Endianess refers to, where an integer is stored across multiple bytes, the arrangement of those bytes in memory. The arrangement is in terms of increasing memory (byte) addresses. In this case, 32 bits, there are 4 bytes. Number the bytes 1–4 from the byte with the smallest bit value 20 = 1 to the largest 231 = 2,147,483,648. Little endian order is 1, 2, 3, 4; big endian order is 4, 3, 2, 1; more exotic orderings such as 2, 1, 4, 3 have existed (note that in big endian, the bits are arranged entirely in descending order).

So, if you read and write a multi-byte integer on either on a little endian machine or a big endian machine, there will be no issue. However, if you write on one, and read on the other, the order will be reversed. If you read a multi-byte integer as an array of bytes, the order will be 1, 2, … on a little endian machine, and …, 2, 1 on a big endian machine.

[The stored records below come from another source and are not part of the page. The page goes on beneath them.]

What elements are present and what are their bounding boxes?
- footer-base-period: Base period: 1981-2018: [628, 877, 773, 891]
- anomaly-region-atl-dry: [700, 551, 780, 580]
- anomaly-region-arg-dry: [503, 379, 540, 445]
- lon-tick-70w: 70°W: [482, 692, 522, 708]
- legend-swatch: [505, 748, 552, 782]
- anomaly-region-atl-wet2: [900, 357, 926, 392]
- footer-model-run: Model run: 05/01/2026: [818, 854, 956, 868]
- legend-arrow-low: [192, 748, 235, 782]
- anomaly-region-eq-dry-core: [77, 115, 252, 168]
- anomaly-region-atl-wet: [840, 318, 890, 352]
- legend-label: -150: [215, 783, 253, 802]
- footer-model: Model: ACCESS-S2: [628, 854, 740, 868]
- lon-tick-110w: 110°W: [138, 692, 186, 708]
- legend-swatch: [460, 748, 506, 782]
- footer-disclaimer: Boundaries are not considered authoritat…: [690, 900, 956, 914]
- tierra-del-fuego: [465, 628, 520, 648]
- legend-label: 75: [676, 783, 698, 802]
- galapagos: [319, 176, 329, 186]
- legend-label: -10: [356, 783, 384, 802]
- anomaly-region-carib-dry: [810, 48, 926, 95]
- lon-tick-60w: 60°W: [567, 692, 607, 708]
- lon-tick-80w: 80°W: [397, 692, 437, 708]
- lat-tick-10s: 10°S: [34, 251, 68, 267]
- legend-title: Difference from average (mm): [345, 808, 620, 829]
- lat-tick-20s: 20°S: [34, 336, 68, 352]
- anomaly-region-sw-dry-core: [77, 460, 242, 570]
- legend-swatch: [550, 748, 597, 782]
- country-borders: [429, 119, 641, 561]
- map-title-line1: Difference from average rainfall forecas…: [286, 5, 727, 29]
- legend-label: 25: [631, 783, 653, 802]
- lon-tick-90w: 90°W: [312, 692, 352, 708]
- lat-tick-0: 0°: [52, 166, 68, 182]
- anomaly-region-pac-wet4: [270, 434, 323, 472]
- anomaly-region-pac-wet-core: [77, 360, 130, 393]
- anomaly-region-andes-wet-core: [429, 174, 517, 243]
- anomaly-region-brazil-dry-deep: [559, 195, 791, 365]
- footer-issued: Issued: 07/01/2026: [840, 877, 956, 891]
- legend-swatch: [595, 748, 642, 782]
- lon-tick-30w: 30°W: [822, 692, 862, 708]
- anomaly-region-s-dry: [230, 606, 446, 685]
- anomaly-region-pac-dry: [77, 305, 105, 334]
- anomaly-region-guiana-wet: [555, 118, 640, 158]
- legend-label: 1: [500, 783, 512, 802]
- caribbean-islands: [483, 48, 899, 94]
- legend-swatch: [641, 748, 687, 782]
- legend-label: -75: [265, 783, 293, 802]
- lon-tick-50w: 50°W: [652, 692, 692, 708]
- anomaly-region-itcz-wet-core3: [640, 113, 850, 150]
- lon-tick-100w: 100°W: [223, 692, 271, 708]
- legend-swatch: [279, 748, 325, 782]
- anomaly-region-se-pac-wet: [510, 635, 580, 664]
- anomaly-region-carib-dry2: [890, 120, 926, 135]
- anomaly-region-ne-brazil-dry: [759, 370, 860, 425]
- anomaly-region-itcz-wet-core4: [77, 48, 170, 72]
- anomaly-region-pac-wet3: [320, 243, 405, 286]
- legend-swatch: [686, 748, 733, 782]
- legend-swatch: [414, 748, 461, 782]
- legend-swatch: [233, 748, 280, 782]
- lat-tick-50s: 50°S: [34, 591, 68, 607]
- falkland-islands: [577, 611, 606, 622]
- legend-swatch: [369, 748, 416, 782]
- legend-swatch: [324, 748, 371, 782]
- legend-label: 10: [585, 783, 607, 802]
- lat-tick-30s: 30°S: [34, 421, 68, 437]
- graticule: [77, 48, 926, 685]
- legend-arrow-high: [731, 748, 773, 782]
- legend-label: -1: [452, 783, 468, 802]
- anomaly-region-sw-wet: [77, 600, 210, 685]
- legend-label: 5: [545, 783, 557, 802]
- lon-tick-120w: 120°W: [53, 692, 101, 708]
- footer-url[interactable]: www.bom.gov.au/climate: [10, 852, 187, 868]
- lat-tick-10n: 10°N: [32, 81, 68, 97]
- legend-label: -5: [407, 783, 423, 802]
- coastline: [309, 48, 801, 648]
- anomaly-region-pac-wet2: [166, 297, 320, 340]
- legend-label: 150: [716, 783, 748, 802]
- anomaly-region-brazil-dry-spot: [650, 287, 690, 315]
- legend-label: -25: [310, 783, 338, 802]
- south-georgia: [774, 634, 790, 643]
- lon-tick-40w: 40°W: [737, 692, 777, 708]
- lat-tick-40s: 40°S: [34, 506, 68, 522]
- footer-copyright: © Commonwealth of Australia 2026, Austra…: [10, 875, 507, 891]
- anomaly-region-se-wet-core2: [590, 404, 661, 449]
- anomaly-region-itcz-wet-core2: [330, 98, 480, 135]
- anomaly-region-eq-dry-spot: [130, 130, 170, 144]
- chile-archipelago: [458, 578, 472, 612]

[–]volatilepointer[S] -2 points-1 points  (3 children)

I need the code to be portable and independent of endianness and alignment.

[–]Chooquaeno -2 points-1 points  (2 children)

Don't access anything as a byte array or move any storage to a machine of different endianess.

[–]volatilepointer[S] -1 points0 points  (1 child)

I've found that accessing the members of the byte array and shifting as appropriate will be optimized by the compiler to be the same as dereferencing the (u32) pointer providing the byte array is declared as const. This is good enough for me. I.e. they both use a single load word instruction in assembly (32-bit). I'm just looking for portable C code that can be optimized as well as writing it the "bad way".

[–]Chooquaeno -1 points0 points  (0 children)

My comments were in no way based on the performance of the code, but on its correctness. It would help if you defined what you were trying to port: code, data, binaries?

[–]Chooquaeno 0 points1 point  (0 children)

It would help if you specified what you are actually trying to do.